Can anything be done? Teles puts forward practical steps to restructure the American political system and diminish the likelihood of complex, patchwork solutions. And, every solution will need to be customized to national or local circumstances. However, behind it all, lies a mindset: whether citizen, politician or bureaucrat, we can be busy focused on a task, agenda, or our bureau, or, critically, we can stay in context, in the real world. It is no use designing a traffic system without consulting the drivers affected, nor a health care system that is cheaper and faster, if it misdiagnoses ailments and the consequences and costs are high for individuals and society. As Teles points out, what is required is more direct and transparent action that attends to clear and concrete tasks.

Another answer may be to become consistently aware that bureaucracies need to remain small, and therefore regularly cut down to size. Like the cycles of nature, they can grow for a few years, and, then, astonishingly, shrink. Furthermore, with some training, even bureaucrats would find that such an approach would make their jobs more meaningful and satisfying.

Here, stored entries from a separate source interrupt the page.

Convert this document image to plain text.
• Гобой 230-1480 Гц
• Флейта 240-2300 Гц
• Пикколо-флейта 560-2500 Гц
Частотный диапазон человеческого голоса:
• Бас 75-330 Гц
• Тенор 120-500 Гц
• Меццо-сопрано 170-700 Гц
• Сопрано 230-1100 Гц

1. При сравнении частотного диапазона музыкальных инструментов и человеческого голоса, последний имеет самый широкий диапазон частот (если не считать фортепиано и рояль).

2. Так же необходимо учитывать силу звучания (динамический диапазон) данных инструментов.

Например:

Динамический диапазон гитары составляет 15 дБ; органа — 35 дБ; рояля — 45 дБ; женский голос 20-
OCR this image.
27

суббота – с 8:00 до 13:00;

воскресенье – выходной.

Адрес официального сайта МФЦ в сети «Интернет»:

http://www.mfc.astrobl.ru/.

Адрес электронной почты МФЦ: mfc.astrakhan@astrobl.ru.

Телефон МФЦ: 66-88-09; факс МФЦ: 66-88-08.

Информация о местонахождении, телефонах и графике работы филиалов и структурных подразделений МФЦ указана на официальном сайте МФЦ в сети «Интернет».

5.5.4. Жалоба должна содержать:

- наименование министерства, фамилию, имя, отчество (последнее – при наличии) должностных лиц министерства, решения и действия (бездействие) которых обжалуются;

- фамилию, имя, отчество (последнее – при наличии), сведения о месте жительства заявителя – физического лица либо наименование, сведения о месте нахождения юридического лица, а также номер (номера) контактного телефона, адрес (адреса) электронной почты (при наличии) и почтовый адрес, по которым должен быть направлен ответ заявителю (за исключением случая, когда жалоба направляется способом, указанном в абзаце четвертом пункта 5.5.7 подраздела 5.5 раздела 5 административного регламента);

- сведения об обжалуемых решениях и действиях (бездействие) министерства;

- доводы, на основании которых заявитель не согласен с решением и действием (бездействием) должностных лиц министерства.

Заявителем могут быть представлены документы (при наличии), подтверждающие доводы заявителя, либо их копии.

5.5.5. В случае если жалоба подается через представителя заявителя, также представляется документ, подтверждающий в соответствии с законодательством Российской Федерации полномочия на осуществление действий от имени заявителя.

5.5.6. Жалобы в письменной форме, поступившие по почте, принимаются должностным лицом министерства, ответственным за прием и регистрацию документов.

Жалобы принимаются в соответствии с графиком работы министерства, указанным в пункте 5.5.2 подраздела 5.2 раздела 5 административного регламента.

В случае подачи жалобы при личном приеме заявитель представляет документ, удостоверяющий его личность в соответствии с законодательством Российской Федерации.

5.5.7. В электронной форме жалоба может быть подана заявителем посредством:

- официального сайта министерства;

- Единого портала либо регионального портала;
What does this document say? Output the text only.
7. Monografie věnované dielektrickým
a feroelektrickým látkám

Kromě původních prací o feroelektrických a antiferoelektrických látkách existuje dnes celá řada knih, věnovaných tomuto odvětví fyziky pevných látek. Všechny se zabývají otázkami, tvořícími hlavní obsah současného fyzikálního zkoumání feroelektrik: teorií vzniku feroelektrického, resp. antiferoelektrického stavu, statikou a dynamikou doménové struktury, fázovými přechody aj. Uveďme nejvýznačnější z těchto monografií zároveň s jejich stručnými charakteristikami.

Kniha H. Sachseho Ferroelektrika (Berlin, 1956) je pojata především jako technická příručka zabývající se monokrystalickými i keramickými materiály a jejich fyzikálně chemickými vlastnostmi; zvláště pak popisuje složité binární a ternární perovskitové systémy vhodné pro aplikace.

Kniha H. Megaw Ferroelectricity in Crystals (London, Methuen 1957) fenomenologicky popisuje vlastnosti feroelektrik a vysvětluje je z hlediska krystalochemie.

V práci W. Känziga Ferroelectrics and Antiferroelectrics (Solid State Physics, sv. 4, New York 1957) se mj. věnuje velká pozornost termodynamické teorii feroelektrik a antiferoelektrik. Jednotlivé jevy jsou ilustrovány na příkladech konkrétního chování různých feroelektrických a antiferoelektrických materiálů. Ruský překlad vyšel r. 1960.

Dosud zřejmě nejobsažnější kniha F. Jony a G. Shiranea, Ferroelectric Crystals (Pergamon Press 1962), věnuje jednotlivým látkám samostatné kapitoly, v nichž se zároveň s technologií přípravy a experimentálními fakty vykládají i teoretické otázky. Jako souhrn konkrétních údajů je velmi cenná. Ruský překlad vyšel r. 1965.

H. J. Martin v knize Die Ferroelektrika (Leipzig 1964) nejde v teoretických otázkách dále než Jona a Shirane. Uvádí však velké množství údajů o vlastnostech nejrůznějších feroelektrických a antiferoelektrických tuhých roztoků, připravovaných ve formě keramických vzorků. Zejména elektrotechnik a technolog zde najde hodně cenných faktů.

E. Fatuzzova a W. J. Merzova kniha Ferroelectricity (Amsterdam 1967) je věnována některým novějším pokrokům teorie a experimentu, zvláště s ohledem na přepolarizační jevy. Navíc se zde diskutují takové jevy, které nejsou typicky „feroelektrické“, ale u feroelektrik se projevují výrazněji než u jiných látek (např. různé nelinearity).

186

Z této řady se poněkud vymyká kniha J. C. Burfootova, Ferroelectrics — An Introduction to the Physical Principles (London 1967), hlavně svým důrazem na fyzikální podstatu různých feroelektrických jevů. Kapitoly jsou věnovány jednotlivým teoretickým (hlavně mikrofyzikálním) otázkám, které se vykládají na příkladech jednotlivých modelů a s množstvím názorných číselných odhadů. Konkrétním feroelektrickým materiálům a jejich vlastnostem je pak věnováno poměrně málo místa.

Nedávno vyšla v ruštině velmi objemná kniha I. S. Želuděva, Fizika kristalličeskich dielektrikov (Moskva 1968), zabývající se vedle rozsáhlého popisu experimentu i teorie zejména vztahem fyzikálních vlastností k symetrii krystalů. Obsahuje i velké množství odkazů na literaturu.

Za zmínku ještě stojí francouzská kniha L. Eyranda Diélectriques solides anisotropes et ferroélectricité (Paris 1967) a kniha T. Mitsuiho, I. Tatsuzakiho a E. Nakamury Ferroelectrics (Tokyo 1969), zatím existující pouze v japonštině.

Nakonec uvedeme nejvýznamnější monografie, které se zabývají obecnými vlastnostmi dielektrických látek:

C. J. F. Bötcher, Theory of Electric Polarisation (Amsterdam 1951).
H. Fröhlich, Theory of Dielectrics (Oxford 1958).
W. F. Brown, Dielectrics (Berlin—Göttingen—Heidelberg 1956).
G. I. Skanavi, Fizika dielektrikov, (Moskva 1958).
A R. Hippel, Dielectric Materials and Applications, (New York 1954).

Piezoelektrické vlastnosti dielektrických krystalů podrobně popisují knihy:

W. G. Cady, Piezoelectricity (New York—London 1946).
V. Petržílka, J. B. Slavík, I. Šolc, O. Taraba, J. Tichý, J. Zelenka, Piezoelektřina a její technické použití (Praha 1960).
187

Like taxes, bureaucracies will always be with us, however, they need not become self-referential worlds of their own, distant, and dismissive of human needs. This would become more possible if we all regarded each bureaucracy as a way to deliver a specific result, a service, not as a complex instrument of an endlessly expanding set of regulations that complicate our lives, sabotage initiative and lower morale and, like many problems involving politics, existing only for itself.

As I experienced with the NHS, and as writer Laurence Gonzales said, “bureaucracies force us to practice nonsense. And if you rehearse nonsense, you may one day find yourself the victim of it.”